Honestly, I just want the answers but I get that this forum's rules are more about explaining how to get there. If someone could do both that'd be great! Just posting your calculations would be enough, even though I'd like to understand the thinking process behind it.

Thank you very much!

 

[Deleted member 4993]

Hello. I'm not a student anymore and this is more of a hobby but I need help figuring out the optimal chances if I randomly fill out a 20 question exam. The scenario of the exam is this:

Each question in this exam has 5 different answers (a, b, c, d and e) and only one of them is right for each question. The thing is, in these 20 questions, there are always 4 of each option that are correct. So in a perfect score (you get every question correct) there will always be 4 questions where the correct option is A, 4 questions where where the correct one is B etc etc. So, if I choose option A for every single question out of the 20 questions, I'd get 4 points out of 20 in this exam FOR SURE. I'll always get 4 points if I do that.

What I wanna know is:
1) how could I maximize my chances of getting more than 4 points out of 20? ..... Study - do not depend on random selection
2) What's the chance of getting every answer correct in this exam in comparison to other regular exams where every correct answer could be an A?
3) What's the probability of getting 8 points if I choose 10 As and 10 Bs?
4) What's the probability of getting 16 points if I choose 5As, 5Bs, 5Cs and 5Ds? And of getting 4 points if I do that?
5) Is the best and safest option always choosing A?
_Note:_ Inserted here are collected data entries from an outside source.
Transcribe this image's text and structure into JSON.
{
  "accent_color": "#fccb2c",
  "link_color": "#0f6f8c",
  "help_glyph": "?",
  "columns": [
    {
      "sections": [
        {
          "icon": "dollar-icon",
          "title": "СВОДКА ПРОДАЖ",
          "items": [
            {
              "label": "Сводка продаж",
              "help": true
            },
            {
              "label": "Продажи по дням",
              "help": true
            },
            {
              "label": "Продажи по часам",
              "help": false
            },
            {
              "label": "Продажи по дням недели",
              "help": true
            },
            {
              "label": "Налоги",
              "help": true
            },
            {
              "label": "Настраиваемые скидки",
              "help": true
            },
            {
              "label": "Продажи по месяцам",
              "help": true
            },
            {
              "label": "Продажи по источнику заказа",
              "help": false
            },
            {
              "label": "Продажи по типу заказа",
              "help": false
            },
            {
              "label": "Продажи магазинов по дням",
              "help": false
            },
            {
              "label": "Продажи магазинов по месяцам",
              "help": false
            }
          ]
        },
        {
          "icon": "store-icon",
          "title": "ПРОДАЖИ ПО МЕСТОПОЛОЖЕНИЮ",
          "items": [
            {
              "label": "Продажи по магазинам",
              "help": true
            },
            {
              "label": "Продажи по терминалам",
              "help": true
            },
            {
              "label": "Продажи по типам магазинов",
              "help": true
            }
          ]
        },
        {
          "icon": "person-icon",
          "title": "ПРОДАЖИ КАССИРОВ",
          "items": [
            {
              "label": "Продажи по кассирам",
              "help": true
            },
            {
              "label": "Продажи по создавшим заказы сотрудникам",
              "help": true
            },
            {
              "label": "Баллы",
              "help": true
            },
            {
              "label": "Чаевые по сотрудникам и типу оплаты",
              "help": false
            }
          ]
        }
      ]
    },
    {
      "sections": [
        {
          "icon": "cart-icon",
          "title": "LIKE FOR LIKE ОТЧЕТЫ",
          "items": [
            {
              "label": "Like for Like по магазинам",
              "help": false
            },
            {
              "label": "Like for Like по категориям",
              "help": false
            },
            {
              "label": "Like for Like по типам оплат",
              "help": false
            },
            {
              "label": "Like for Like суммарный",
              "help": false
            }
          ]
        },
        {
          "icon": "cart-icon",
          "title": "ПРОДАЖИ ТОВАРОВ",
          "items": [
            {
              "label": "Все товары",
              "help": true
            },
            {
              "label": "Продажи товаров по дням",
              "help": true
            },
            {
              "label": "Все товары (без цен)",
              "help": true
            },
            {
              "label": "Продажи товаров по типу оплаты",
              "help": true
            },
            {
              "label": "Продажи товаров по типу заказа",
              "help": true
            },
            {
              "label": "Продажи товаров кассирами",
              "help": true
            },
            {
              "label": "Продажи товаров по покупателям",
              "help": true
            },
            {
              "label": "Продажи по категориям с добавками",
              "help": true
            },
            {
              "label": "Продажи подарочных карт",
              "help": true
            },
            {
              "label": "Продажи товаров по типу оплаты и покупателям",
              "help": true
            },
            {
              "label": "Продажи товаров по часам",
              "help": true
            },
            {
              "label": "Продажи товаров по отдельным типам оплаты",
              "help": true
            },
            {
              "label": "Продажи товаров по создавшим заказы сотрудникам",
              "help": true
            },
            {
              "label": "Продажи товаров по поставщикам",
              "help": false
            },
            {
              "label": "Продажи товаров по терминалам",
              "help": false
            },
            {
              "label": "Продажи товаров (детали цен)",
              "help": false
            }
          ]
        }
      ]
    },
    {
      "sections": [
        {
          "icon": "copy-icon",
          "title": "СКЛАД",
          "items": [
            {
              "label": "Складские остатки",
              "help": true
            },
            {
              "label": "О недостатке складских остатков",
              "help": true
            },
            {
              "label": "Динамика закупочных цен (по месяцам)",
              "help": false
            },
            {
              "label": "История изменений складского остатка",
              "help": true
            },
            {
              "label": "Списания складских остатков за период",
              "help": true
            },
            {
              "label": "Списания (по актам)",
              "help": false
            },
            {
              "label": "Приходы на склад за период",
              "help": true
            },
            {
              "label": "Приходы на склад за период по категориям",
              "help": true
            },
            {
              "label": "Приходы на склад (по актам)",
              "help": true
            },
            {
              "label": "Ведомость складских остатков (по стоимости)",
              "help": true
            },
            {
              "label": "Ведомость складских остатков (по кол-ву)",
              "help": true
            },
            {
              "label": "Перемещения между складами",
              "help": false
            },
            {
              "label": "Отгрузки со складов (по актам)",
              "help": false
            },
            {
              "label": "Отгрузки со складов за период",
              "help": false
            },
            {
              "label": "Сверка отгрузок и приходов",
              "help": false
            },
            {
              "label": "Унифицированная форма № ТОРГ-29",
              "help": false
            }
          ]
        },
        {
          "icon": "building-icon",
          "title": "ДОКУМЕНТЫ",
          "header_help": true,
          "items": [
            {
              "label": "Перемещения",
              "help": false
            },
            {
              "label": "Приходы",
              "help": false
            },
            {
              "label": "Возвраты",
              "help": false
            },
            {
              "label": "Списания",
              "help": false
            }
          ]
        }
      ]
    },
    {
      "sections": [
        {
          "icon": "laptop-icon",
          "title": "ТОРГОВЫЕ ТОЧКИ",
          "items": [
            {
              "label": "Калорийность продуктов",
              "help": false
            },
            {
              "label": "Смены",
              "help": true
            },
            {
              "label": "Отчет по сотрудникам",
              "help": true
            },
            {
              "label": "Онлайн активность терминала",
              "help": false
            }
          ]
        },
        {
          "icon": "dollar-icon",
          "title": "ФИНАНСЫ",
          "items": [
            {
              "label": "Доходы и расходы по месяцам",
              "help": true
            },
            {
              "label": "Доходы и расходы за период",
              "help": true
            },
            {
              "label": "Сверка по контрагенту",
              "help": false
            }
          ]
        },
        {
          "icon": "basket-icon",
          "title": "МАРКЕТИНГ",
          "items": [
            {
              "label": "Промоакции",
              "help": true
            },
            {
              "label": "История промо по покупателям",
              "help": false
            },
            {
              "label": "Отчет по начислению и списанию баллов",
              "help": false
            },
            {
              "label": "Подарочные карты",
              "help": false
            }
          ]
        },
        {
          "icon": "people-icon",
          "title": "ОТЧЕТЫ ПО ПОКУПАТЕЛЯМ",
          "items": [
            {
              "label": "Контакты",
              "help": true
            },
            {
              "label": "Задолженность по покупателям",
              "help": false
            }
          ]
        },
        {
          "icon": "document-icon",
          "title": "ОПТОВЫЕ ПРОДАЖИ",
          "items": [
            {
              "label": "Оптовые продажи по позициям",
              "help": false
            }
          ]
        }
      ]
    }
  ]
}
I'm almost completely out of my field since it's been ages since I've solved this kind of probability problem. I started out by trying to figure out how many scenarios there are of getting a perfect score. I did 20C4 + 16C4 + 12C4 + 8C4 = 7230. So the % of getting everything right would be 1/7230=0,01%. That seems a bit too much to me, is it correct?

The thinking process was that I'd first fit the 4 As and see how many combinations there are of me gtting the 4 As correct, then so on and so forth for the remaining questions. But now I'm completely lost. I don't even know if this 7230 number is correct or if I'm going about it the wrong way.

Honestly, I just want the answers but I get that this forum's rules are more about explaining how to get there. If someone could do both that'd be great! Just posting your calculations would be enough, even though I'd like to understand the thinking process behind it.

Thank you very much!

.

 

[babibooboo]

Obviously I'm not going to random my entire test. It's a huge important test for me which I am studying for. The fact that it is that important and difficult is why I'm maximizing my chances of getting a better grade. It's a 100 question exam, it's huge and has a huge bibliography. If it has this system of 4 right questions per sections, you're ******* certain I'm trying to maximize my shots when I'm not 100% sure of the correct answer.

I'm still asking you to help me figuring out a probability problem I'm really interested in knowing how to solve. My bad if this is mostly directed towards younger students and to help them understand math. Are you not helping me out of some fear of me not actually studying? Why is that important? I'm studying either way, I'm not some high school student trying to flake my way out of school. I respect if you feel morally obligated not to help me but please understand that's not in anyway what's happening.

Either way I was doing this jokingly on the side while many of us exam takers theorize about this. I was always genuinely interested in Math and I thought I could do this on my own, but it's waaaay past my current understanding. I appreciate your teaching sense and I understand you wouldn't feel right facilitating a student in his small test and enabling him for not studying, but please know you're certainly not on point in this case.

Thanks anyway, I hope you reconsider. I'm not a native english speaker so I'm sorry for if I'm not too clear.